I reported my SIL for harassment a few years back. The police said they had logged it and if it happened again they would call in and tell her to stop. I informed her I'd logged it with the police and she didn't contact me again.

YourGiddyGreyHelper · 03/03/2026 15:05

It's your ring to do with as you want. Sell it and use the money to buy a ring that is special for you and DH. Offer her first refusal if she wants it back that badly.

janietreemore · 03/03/2026 15:06

TheBestThingthatAlmostHappened · 03/03/2026 14:56

I reported my SIL for harassment a few years back. The police said they had logged it and if it happened again they would call in and tell her to stop. I informed her I'd logged it with the police and she didn't contact me again.

I wonder what your sister had actually said or done for the police to log it. Something pretty bad I guess, but this isn't the case with this MIL.
Do we have a legal right not to be contacted occasionally by a family member we have told not to contact us, when their behaviour in the past has been annoying rather than intimidating or abusive?

Moveoverdarlin · 03/03/2026 15:07

I’d give it back. Why would you want to wear a ring which belonged to woman you don’t like?

Send it back with a note saying Hi Jean, no problem at all, please find enclosed the ring. Hope you’re well, Sarah.

Don’t lower yourself to her pettiness.

ForeverTheOptomist · 03/03/2026 15:07

I'd just give it to her. Nobody needs this much negativity in their lives.

PrettyPickle · 03/03/2026 15:09

BudgetBuster · 03/03/2026 09:40

I'd be inclined to be petty with her and say you've given it back to her ex husband (your FIL) as he was the original purchaser 😂
If she expects you to give the ring back, surely she should have given it back to him when they seperated.
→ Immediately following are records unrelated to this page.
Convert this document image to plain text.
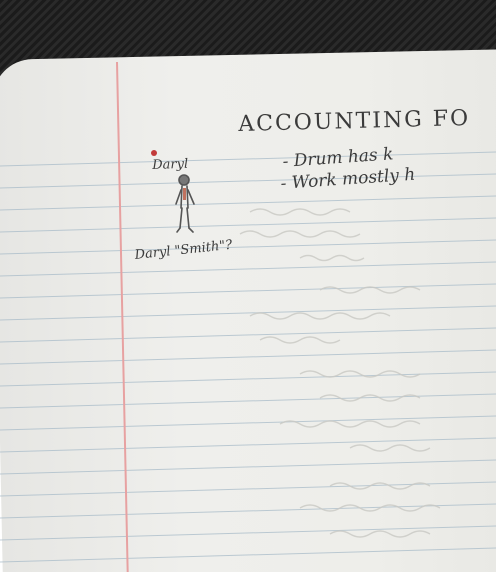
ACCOUNTING FO
- Drum has k
- Work mostly h
Daryl
Daryl "Smith"?
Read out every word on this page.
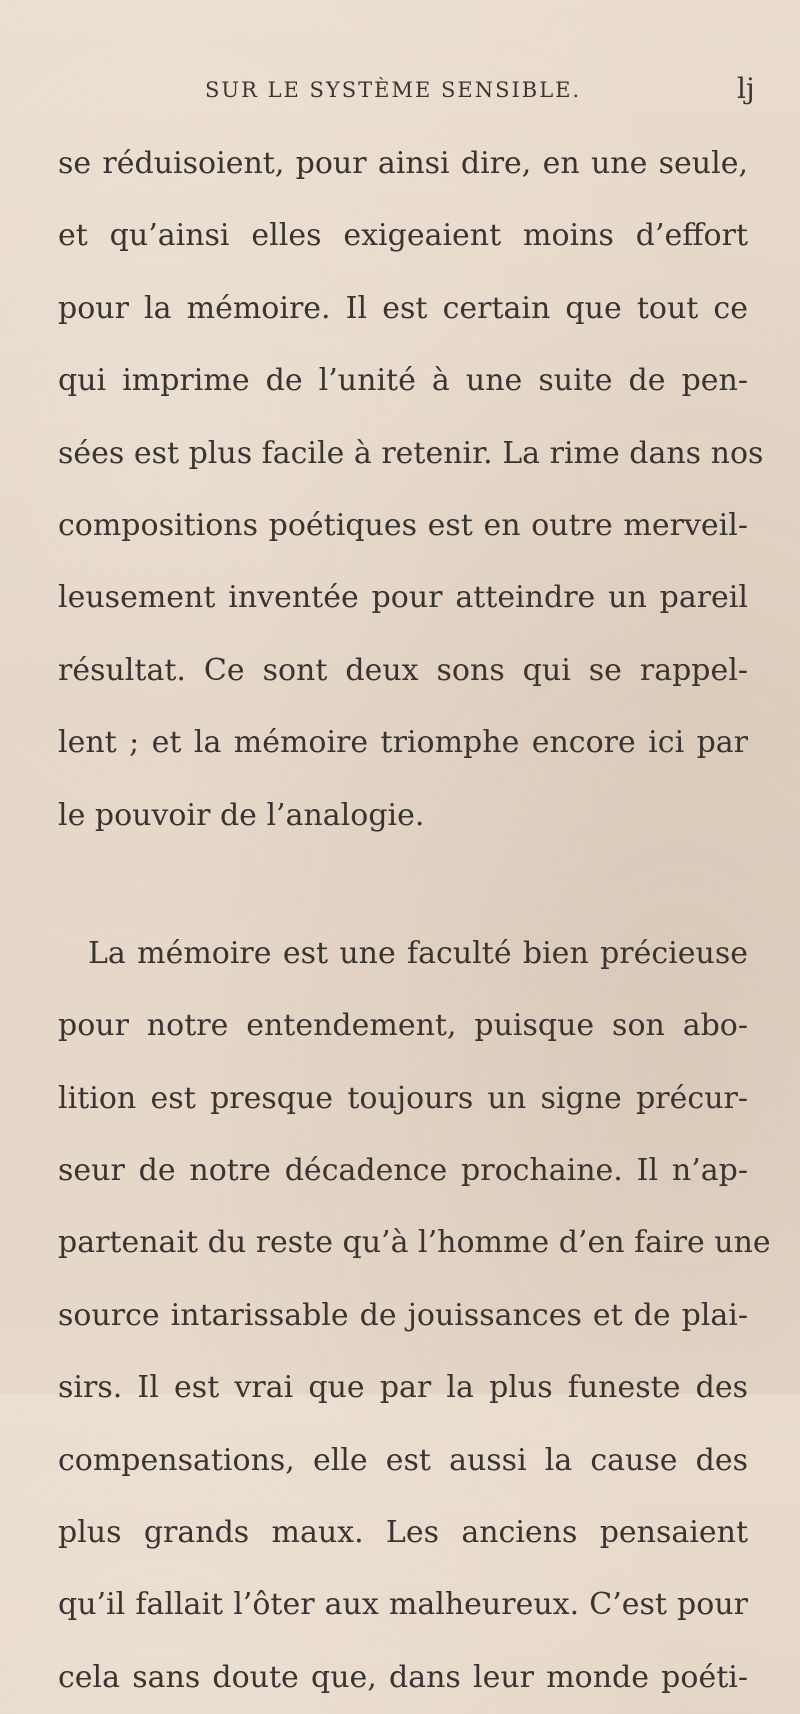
SUR LE SYSTÈME SENSIBLE.	lj
se réduisoient, pour ainsi dire, en une seule,
et qu’ainsi elles exigeaient moins d’effort
pour la mémoire. Il est certain que tout ce
qui imprime de l’unité à une suite de pen-
sées est plus facile à retenir. La rime dans nos
compositions poétiques est en outre merveil-
leusement inventée pour atteindre un pareil
résultat. Ce sont deux sons qui se rappel-
lent ; et la mémoire triomphe encore ici par
le pouvoir de l’analogie.
La mémoire est une faculté bien précieuse
pour notre entendement, puisque son abo-
lition est presque toujours un signe précur-
seur de notre décadence prochaine. Il n’ap-
partenait du reste qu’à l’homme d’en faire une
source intarissable de jouissances et de plai-
sirs. Il est vrai que par la plus funeste des
compensations, elle est aussi la cause des
plus grands maux. Les anciens pensaient
qu’il fallait l’ôter aux malheureux. C’est pour
cela sans doute que, dans leur monde poéti-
For now I'd probably ignore her. Realistically when will you ever see her again? But I'd also hint at your DH that for your 10th anniversary a nice new ring you pick together would be lovely!

Oh this is a deliciously good idea. If she thinks that she has a right to have a gift back then so does your ex-FIL. Does he get on with your DH and MIL?

kellygoeswest · 03/03/2026 15:10

Personally I would return it - with zero comment and no message included - she wants the reaction/attention and this is the last "hold" she has of you - and pick out something new and meaningful with no attachment to her.

Epidote · 03/03/2026 15:12

I would give it back without hesitation. Not because is hers, because it would remind me of her an she can use it on her way down to hell. She wants drama, don't give it to her.